Identità personale: se esiste, sarà arricchita da ICT o ne sarà plasmata?
contributo di Roberto Vacca al Convegno Le nuove id.entità, Consorzio per
il Sistema Informativo CSI-Piemonte, Torino 17 novembre 2010.
Identità personale: esiste?
Alla domanda risposi nel mio libro La Via della Ragione
(www.printandread.com , 2002). Estraggo dal primo capitolo:
“Il biologo francese Durand de Gros negò che gli uomini abbiano il
libero arbitrio e propose la teoria del polizoismo. La nostra mente, il nostro
cervello non avrebbero una individualità stabile, ma sarebbero formati da insiemi
di piccole coscienze parziali (colonie di neuroni) che volta a volta collaborano o
si combattono per far andare le cose in un modo o in un altro. Queste colonie
nel nostro cervello si formerebbero, si scinderebbero e si raggrupperebbero di
nuovo in modi diversi e inaspettati, sorprendendo gli altri e anche noi stessi.

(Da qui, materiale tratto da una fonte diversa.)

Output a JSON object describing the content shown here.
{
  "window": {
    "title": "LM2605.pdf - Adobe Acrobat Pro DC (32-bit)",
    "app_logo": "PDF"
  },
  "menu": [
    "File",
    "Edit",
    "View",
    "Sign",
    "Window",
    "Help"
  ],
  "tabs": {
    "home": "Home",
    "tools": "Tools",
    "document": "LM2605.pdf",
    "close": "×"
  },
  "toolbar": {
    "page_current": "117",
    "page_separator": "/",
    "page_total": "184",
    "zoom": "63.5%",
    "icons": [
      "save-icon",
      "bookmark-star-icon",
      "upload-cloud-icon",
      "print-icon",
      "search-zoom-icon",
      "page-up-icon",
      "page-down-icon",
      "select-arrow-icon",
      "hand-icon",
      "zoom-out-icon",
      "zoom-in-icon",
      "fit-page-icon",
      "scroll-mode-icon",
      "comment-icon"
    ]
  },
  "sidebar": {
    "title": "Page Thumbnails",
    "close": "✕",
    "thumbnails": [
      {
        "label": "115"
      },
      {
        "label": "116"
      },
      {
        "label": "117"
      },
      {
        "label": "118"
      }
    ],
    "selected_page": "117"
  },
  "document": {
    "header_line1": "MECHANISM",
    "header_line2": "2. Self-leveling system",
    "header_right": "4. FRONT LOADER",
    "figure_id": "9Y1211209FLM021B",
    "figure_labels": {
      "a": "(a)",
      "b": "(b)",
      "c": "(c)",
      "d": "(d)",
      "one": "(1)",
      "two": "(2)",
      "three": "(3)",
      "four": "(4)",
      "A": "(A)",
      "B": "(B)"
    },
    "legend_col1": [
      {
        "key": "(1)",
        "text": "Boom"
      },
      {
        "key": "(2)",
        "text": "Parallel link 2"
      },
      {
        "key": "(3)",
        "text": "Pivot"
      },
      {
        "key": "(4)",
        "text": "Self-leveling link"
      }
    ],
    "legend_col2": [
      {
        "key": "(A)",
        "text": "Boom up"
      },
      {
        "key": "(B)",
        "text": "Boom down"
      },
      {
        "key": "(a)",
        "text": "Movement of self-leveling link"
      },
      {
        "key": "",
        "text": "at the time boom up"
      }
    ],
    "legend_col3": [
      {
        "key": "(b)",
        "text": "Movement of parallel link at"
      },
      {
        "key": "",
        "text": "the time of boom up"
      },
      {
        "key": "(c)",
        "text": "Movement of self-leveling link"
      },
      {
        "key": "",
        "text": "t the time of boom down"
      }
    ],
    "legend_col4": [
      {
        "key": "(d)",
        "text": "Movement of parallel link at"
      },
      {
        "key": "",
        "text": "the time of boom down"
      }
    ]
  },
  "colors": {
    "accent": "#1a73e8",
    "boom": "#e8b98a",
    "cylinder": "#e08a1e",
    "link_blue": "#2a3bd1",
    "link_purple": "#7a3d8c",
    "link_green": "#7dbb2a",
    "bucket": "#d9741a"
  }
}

Più moderno e autorevole di Durand de Gros, é contro il libero arbitrio F.
Crick - il Nobel scopritore del DNA. Il suo libro The Astonishing Hypothesis
("L'ipotesi sorprendente") comincia così: "L'ipotesi sorprendente é che tu, le tue
gioie e i tuoi dolori, le tue memorie e ambizioni, il tuo senso di identità
personale e di libero arbitrio non sono altro che il comportamento di una vasta
struttura di cellule nervose e delle molecole associate con esse. Come avrebbe
detto Alice nel paese delle meraviglie, 'Non sei altro che un mucchio di
neuroni'." (intervista di John Horgan su Scientific American (Febbraio 1992).
A me l’ipotesi non sembra sorprendente. Anche il nostro stomaco si
comporta in modi di cui non siamo coscienti. È scontato - che ogni mia azione
sia causata da complessi fenomeni nel mio sistema nervoso di cui non mi rendo
conto. Questo vale sia per azioni semplici (guardare un oggetto). sia per azioni
complesse (scegliere metodi per risolvere problemi matematici).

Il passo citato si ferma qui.